Für eine Untersuchung testete ein Team in den USA knapp 1400 geimpfte und ungeimpfte Kinder sowie Jugendliche mehrere Monate lang regelmäßig auf Sars-CoV-2. Das Forschungsteam berechnete aus den Daten, wie gut die Impfung vor einer Coronainfektion mit oder ohne Symptome im Vergleich zu keiner Impfung schützt. Bei den Fünf- bis Elfjährigen lag die zweite Impfung zwei Wochen bis etwa drei Monate zurück, die Schutzwirkung gab das Forschungsteam mit etwa 30 Prozent an. Das heißt also: Die Impfung verhinderte knapp ein Drittel der Infektionen, die ohne Impfung auftreten würden. Zum Vergleich: In der Zulassungsstudie lag der Schutz über einen Zeitraum von gut zwei Monaten bei rund 90 Prozent.
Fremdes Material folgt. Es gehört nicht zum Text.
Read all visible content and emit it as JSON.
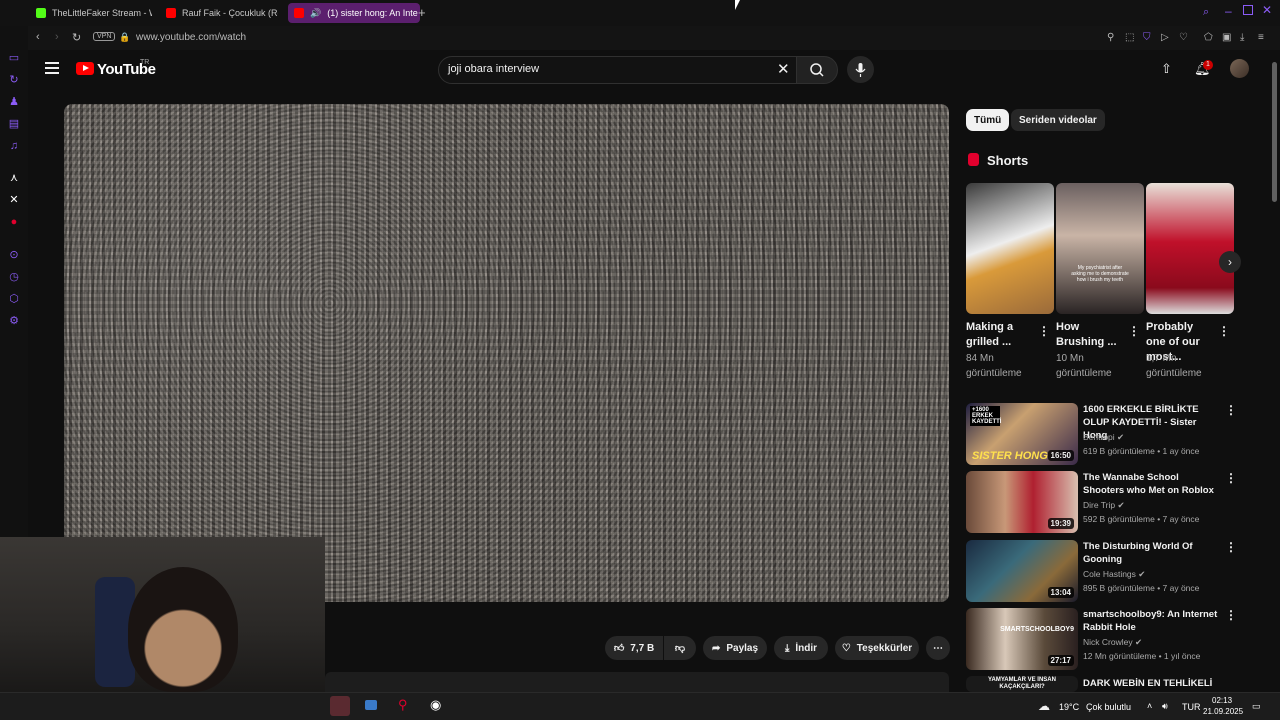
{
  "browser": {
    "tabs": [
      {
        "label": "TheLittleFaker Stream - W",
        "favicon_color": "#53fc18"
      },
      {
        "label": "Rauf Faik - Çocukluk (Re",
        "favicon_color": "#ff0000"
      },
      {
        "label": "(1) sister hong: An Inte",
        "favicon_color": "#ff0000"
      }
    ],
    "vpn_label": "VPN",
    "url": "www.youtube.com/watch",
    "accent": "#8b5cf6"
  },
  "youtube": {
    "logo_text": "YouTube",
    "logo_region": "TR",
    "search_value": "joji obara interview",
    "notification_count": "1",
    "actions": {
      "likes": "7,7 B",
      "share": "Paylaş",
      "download": "İndir",
      "thanks": "Teşekkürler"
    },
    "chips": [
      "Tümü",
      "Seriden videolar"
    ],
    "shorts": {
      "heading": "Shorts",
      "items": [
        {
          "title": "Making a grilled ...",
          "views": "84 Mn görüntüleme"
        },
        {
          "title": "How Brushing ...",
          "views": "10 Mn görüntüleme",
          "overlay": "My psychiatrist after asking me to demonstrate how i brush my teeth"
        },
        {
          "title": "Probably one of our most...",
          "views": "1,7 Mn görüntüleme"
        }
      ]
    },
    "related": [
      {
        "title": "1600 ERKEKLE BİRLİKTE OLUP KAYDETTİ! - Sister Hong",
        "channel": "Bentropi",
        "meta": "619 B görüntüleme • 1 ay önce",
        "duration": "16:50",
        "thumb_text": "SISTER HONG",
        "thumb_tag": "+1600 ERKEK KAYDETTİ"
      },
      {
        "title": "The Wannabe School Shooters who Met on Roblox",
        "channel": "Dire Trip",
        "meta": "592 B görüntüleme • 7 ay önce",
        "duration": "19:39"
      },
      {
        "title": "The Disturbing World Of Gooning",
        "channel": "Cole Hastings",
        "meta": "895 B görüntüleme • 7 ay önce",
        "duration": "13:04"
      },
      {
        "title": "smartschoolboy9: An Internet Rabbit Hole",
        "channel": "Nick Crowley",
        "meta": "12 Mn görüntüleme • 1 yıl önce",
        "duration": "27:17",
        "thumb_text": "SMARTSCHOOLBOY9"
      },
      {
        "title": "DARK WEBİN EN TEHLİKELİ",
        "channel": "",
        "meta": "",
        "duration": "",
        "thumb_text": "YAMYAMLAR VE İNSAN KAÇAKÇILARI?"
      }
    ]
  },
  "taskbar": {
    "weather": "19°C",
    "weather_desc": "Çok bulutlu",
    "lang": "TUR",
    "time": "02:13",
    "date": "21.09.2025"
  }
}
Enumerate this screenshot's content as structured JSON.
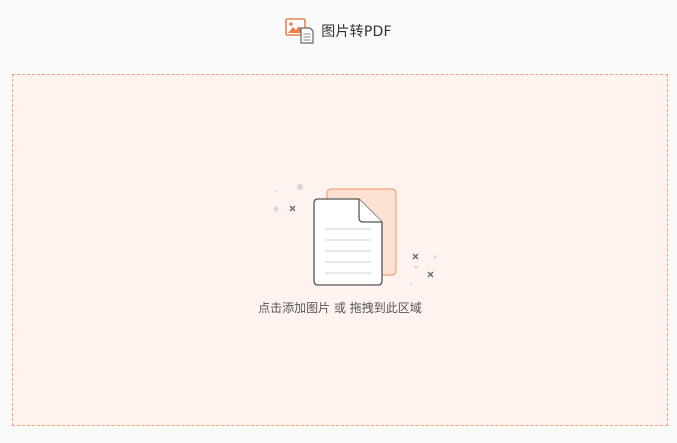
{
  "header": {
    "title": "图片转PDF",
    "icon": "image-to-pdf-icon"
  },
  "dropzone": {
    "hint": "点击添加图片 或 拖拽到此区域",
    "illustration_icon": "document-upload-icon"
  },
  "colors": {
    "accent": "#f0a17a",
    "dropzone_background": "#fff3ef",
    "page_background": "#fafafa",
    "title_text": "#333333",
    "hint_text": "#555555"
  }
}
Bei den 12- bis 15-Jährigen verhinderte die Impfung im Zeitraum von zwei Wochen bis knapp fünf Monate nach der zweiten Dosis rund 60 Prozent der Infektionen im Vergleich zu Ungeimpften. In der Zulassungsstudie waren es über einen Zeitraum von rund zwei Monaten nahezu 100 Prozent.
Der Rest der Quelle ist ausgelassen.